Associazione Salumi e Vini Naturali
Il risultato è un paesaggio sempre più riconoscibile, quasi standardizzato. Luci basse, tavolini piccoli, design minimal quasi brutalista, bottiglie in vista come elementi d’arredo, menu corti e rassicuranti, le locandine illustrate su Instagram per gli eventi e le (piccole) cena a quattro mani. Lo stesso copione che oggi si ritrova anche a Roma e in altre città, grandi e piccole. Eppure Milano sa bene che non tutti i wine bar sono intercambiabili: la chiusura di Associazione Salumi e Vini Naturali con il suo cortile nascosto nel centro di Brera ha già lasciato un piccolo vuoto. Era di certo un esempio concreto di come questo formato potesse funzionare davvero, senza diventare una formula.
Il nodo centrale oggi è l’omologazione. I menu sembrano scritti dallo stesso autore invisibile: il toast declinato all’infinito, tra shokupan, formaggi iper grilled e kimchi, pastrami, la zucca arrosto annegata con crema di pecorino, il porro brasato con nocciole – che abbiamo mangiato identico a Milano, a Verona e anche a Sanremo. Piatti corretti, anche buoni, ma sempre più simili tra loro, come se esistesse un catalogo universale del “piattino giusto”.

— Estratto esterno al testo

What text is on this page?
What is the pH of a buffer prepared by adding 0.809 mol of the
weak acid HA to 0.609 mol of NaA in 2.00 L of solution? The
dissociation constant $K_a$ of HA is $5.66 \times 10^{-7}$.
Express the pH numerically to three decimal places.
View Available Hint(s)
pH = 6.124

A questo si aggiunge l’illusione dell’informalità. Il formato promette leggerezza, ma per mangiare davvero spesso si finisce per ordinare tanti piatti che incidono sul conto. L’esperienza resta piacevole, ma tutt’altro che economica. E poi c’è il vino, che in molti casi smette di essere racconto per diventare manifesto. Naturale, quasi sempre, ma come scelta culturale argomentata, ma come identità preconfezionata. Il livello medio di conoscenza spesso si appiattisce.
Se il wine bar è destinato a restare – e lo è – allora il 2026 potrebbe essere l’anno giusto per una piccola, salutare mutazione. Vorremmo vedere menu meno omologati, che non sembrino usciti tutti dallo stesso feed di instagram, e piatti capaci di reggersi da soli, senza obbligare a una processione di assaggini. Una cucina che torni a dialogare con il contesto e che costruisca identità riconoscibili. Carte dei vini intelligenti, dove il naturale convive con altro e viene spiegato con competenza, non con slogan. Persone in sala che sappiano raccontare ciò che versano, senza retropensieri dogmatici.
Meno scenografia, meno posa.
Il wine bar è un luogo prezioso: di passaggio, di scoperta, di conversazioni. Facciamolo tornare tale.